Airports train workers to be nicer to fliers

Airport Check-in: Airports train workers to be nicer to fliers

Well, it's about time. The most important part of this article is the recognition: It's not our fault, but it is our problem.

The whole air travel industry is fubar, not because of competition, union greed, or maybe even investor greed.

It's because of the greed of travelors and those who pay for us to travel. We, they, want it for less and less, all the while wanting more and more in return.

Gentle people, it does not often work that way. You want to fly on Walmart prices? You're going to get Walmart service, which means you'd better be prepared to look after yourself.

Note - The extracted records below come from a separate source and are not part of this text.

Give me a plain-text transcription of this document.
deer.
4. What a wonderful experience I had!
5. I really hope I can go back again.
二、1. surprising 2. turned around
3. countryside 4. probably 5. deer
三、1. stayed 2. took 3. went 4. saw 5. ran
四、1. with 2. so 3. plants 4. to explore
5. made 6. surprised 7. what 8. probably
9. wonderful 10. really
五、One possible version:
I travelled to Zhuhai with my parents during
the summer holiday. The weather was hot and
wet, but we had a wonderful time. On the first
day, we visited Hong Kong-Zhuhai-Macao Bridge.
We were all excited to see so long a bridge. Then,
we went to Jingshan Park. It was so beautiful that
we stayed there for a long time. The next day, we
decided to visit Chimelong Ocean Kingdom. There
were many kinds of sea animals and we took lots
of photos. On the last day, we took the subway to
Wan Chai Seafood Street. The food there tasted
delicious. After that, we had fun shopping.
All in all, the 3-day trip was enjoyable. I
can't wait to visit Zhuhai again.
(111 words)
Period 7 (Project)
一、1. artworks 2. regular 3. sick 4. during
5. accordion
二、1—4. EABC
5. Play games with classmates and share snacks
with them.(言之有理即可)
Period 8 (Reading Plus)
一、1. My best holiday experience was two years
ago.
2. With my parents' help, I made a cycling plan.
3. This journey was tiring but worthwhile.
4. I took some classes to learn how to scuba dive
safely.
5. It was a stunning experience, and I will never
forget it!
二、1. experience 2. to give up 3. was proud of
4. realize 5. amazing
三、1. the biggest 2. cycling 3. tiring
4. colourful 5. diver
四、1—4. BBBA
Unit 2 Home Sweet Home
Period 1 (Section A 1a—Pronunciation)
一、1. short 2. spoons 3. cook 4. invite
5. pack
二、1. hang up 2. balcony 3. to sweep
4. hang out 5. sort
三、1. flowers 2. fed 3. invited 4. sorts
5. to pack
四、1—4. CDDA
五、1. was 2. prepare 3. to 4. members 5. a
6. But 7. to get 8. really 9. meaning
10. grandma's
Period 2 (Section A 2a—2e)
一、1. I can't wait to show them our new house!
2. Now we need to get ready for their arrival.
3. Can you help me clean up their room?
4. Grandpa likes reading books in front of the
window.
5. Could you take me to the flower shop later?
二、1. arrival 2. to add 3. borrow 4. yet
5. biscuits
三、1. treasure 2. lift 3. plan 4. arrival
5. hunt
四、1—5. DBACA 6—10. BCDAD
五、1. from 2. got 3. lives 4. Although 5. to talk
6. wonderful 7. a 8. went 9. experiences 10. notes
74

Now, we do need to assign a little more blame here. Take a gander at airline pricing strategies. Although the need for a Saturday night stay has about disappeared, the closer you get to your travel date, the higher those tickets are going to be, and I really do not think the difference in price is to make up for the interest lost on the sales of those early tickets.

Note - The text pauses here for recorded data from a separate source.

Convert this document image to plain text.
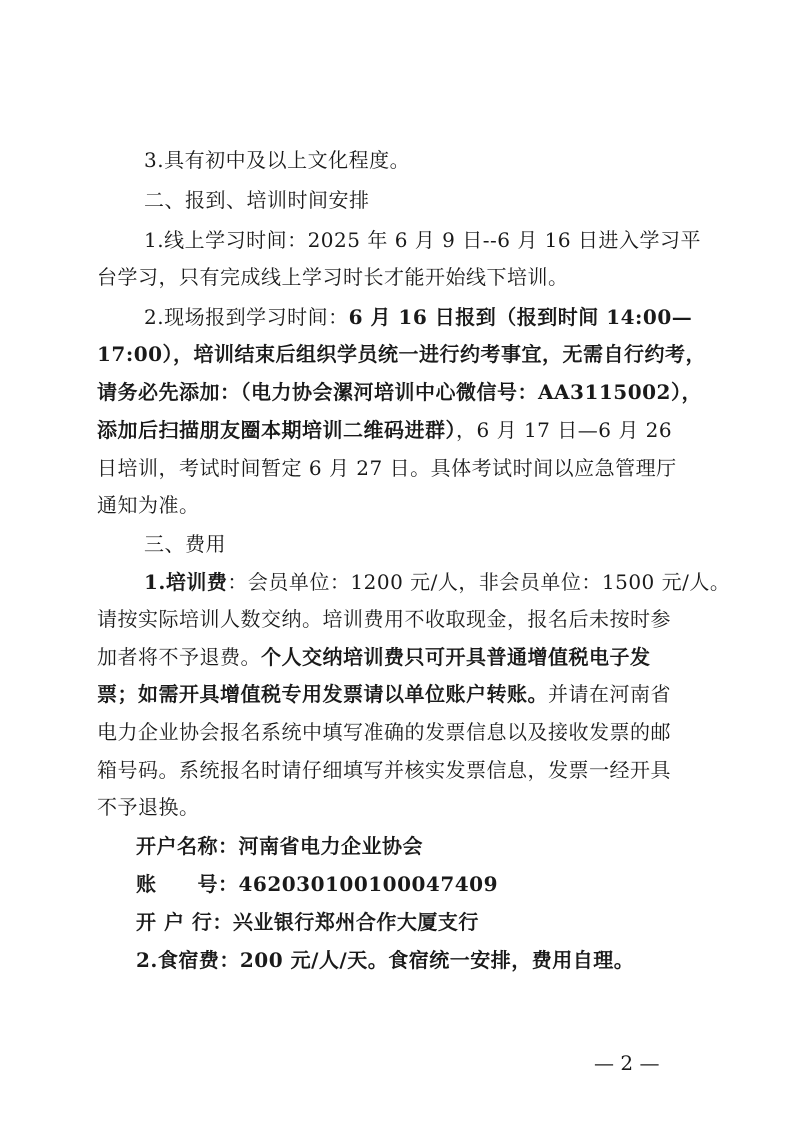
3.具有初中及以上文化程度。
二、报到、培训时间安排
1.线上学习时间：2025 年 6 月 9 日--6 月 16 日进入学习平
台学习，只有完成线上学习时长才能开始线下培训。
2.现场报到学习时间：6 月 16 日报到（报到时间 14:00—
17:00），培训结束后组织学员统一进行约考事宜，无需自行约考，
请务必先添加：（电力协会漯河培训中心微信号：AA3115002），
添加后扫描朋友圈本期培训二维码进群），6 月 17 日—6 月 26
日培训，考试时间暂定 6 月 27 日。具体考试时间以应急管理厅
通知为准。
三、费用
1.培训费：会员单位：1200 元/人，非会员单位：1500 元/人。
请按实际培训人数交纳。培训费用不收取现金，报名后未按时参
加者将不予退费。个人交纳培训费只可开具普通增值税电子发
票；如需开具增值税专用发票请以单位账户转账。并请在河南省
电力企业协会报名系统中填写准确的发票信息以及接收发票的邮
箱号码。系统报名时请仔细填写并核实发票信息，发票一经开具
不予退换。
开户名称：河南省电力企业协会
账　　号：462030100100047409
开 户 行：兴业银行郑州合作大厦支行
2.食宿费：200 元/人/天。食宿统一安排，费用自理。
— 2 —
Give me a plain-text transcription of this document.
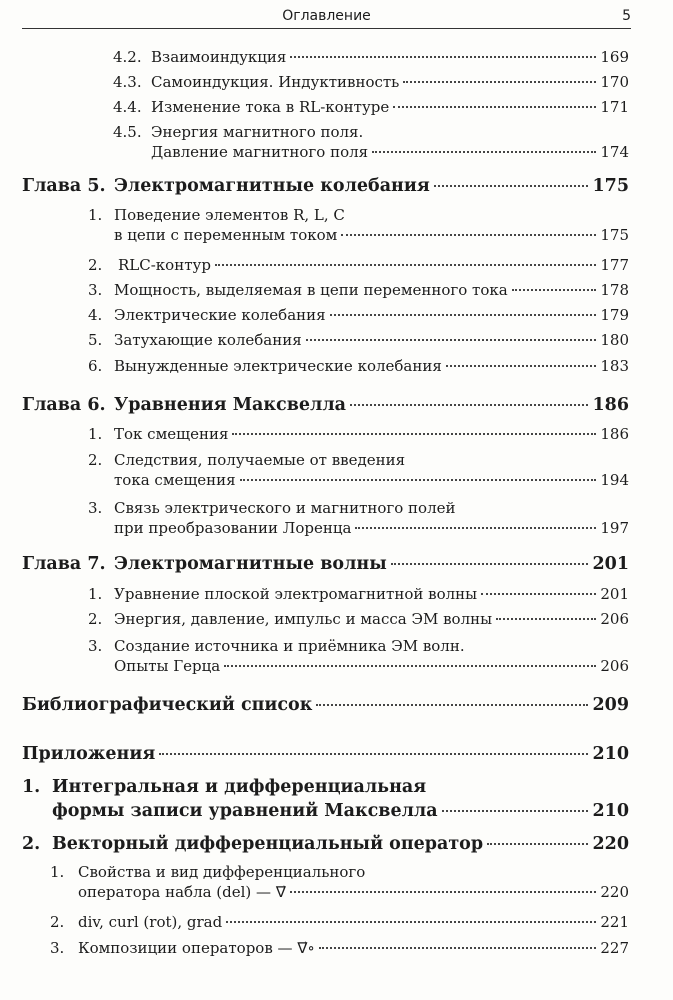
Оглавление	5
4.2. Взаимоиндукция	169
4.3. Самоиндукция. Индуктивность	170
4.4. Изменение тока в RL-контуре	171
4.5. Энергия магнитного поля.
Давление магнитного поля	174
Глава 5. Электромагнитные колебания	175
1. Поведение элементов R, L, C
в цепи с переменным током	175
2.	RLC-контур	177
3. Мощность, выделяемая в цепи переменного тока	178
4. Электрические колебания	179
5. Затухающие колебания	180
6. Вынужденные электрические колебания	183
Глава 6. Уравнения Максвелла	186
1. Ток смещения	186
2. Следствия, получаемые от введения
тока смещения	194
3. Связь электрического и магнитного полей
при преобразовании Лоренца	197
Глава 7. Электромагнитные волны	201
1. Уравнение плоской электромагнитной волны	201
2. Энергия, давление, импульс и масса ЭМ волны	206
3. Создание источника и приёмника ЭМ волн.
Опыты Герца	206
Библиографический список	209
Приложения	210
1. Интегральная и дифференциальная
формы записи уравнений Максвелла	210
2. Векторный дифференциальный оператор	220
1. Свойства и вид дифференциального
оператора набла (del) — ∇⃗	220
2. div, curl (rot), grad	221
3. Композиции операторов — ∇⃗∘	227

The difference in price is to rip off those of us who often travel without much advance notice. The price of the seats should represent cost plus margin with an increment for demand, not the time.

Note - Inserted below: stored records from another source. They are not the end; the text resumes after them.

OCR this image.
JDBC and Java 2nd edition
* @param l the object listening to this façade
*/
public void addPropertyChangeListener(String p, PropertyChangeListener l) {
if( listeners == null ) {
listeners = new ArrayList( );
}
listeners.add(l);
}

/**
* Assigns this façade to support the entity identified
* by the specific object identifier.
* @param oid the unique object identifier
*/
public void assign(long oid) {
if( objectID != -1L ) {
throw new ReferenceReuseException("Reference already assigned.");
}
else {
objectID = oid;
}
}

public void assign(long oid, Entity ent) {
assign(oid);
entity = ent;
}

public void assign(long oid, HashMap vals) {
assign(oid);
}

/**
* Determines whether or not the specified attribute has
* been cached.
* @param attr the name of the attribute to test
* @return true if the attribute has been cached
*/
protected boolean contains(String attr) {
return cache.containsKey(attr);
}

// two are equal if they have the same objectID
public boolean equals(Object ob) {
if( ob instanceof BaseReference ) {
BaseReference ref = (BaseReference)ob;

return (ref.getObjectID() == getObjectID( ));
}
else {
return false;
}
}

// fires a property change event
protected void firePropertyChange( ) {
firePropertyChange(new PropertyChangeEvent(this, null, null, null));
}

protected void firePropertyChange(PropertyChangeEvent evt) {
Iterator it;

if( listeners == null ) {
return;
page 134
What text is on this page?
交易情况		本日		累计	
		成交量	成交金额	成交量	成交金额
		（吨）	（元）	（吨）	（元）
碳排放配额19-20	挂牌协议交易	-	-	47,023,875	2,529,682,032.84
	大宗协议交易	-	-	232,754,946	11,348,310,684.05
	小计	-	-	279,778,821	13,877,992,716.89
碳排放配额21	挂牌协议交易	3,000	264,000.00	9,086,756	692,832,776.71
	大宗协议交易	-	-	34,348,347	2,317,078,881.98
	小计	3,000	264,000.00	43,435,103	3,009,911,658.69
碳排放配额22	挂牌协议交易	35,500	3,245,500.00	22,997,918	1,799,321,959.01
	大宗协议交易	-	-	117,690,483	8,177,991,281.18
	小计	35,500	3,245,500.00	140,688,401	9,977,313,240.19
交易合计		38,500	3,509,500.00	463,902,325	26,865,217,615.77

Here's an unexpected exception regarding customer service at bargain basement pricing.

Flyboy Josh missed his flight at Thanksgiving because of a series of technical gotchas that he now knows to avoid. Even though he was flying on a deeply discounted ticket, a gate agent recognized the AF uniform, and then took over an hour to get Josh on an alternative flight.

Unexpected customer service. I doubt the flyboy ever voluntarily chooses another carrier.

Similarly with the food in the airport. There's a restaurant in the new terminal at RDU that is slow about bringing up the credit card machine in the morning. I learned this the hard way at 6 am when I had to use my precious cash to pay for a meal.

I do not eat there anymore regardless of the time. Why? Because the waiter's apology was gratuitous, not sincere, not in the least. His tip reflected that observation also.

It costs nothing to smile. It costs nothing to be friendly. We all should do it a little more often.